Structural Damage Detection Using FRF Data, 2D-PCA, Artificial Neural Networks and Imperialist Competitive Algorithm Simultaneously

In this study, a promising pattern recognition based approach is introduced for structural damage identification using the measured dynamic data. The frequency response function (FRF) is preferably employed as the input of the proposed algorithm since it contains the most information of structural dynamic characteristics. The 2D principal component analysis (2D-PCA) is used to reduce the large size of FRFs data. The output data generated by the 2D-PCA are used to extract the damage indexes for each of the damage scenarios. A dataset of all probable damage indexes is provided; of which 30% are selected to form the train dataset and to be compared with the unknown damage index for an unidentified state of the structure. The sum of absolute errors (SAE) are calculated between the unknown damage index and the selected indexes from the dataset; of which the minimum refers to the most similar damage condition to the unknown one.
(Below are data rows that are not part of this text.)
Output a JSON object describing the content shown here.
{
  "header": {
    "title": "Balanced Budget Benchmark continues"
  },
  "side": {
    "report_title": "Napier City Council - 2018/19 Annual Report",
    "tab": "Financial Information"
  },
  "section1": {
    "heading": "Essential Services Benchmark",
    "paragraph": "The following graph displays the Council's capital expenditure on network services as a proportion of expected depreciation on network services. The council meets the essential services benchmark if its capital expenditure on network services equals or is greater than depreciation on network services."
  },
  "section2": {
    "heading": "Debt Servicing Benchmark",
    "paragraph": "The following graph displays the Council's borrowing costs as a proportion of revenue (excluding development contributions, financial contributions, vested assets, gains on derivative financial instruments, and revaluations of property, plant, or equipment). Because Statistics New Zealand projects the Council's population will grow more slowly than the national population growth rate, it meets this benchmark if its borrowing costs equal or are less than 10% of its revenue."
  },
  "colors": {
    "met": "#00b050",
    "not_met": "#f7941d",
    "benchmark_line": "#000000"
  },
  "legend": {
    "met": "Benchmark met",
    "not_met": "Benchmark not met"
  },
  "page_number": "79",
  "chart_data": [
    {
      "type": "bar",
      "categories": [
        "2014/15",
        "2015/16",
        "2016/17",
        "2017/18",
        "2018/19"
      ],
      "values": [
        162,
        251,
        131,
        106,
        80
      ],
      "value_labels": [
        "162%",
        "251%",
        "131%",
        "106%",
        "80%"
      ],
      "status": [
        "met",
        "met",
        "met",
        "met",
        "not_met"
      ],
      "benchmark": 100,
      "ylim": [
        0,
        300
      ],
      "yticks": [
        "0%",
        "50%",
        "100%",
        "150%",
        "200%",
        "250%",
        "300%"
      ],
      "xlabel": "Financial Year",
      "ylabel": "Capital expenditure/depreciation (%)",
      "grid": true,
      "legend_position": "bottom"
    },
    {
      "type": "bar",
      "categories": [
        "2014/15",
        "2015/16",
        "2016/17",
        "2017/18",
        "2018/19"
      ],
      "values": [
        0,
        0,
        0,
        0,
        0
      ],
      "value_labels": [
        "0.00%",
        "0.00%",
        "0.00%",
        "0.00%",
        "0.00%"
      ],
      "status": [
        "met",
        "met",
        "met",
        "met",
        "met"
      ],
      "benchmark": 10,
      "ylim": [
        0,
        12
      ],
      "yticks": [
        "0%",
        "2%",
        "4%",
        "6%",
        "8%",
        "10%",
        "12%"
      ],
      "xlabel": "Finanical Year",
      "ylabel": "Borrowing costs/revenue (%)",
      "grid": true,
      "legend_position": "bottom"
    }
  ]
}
The artificial neural networks (ANNs) are used to form a smooth function of the SAEs and the imperialist competitive algorithm (ICA) is utilized to minimize this function in order to find the location and severity of the damages of the unknown state of the structure. To validate the proposed method, the damage identification of a truss bridge structure and a two-story frame structure is conducted by considering all the single damage cases as well as multi damage scenarios. In addition, the robustness of the proposed method to measurement noise up to 20% is thoroughly investigated.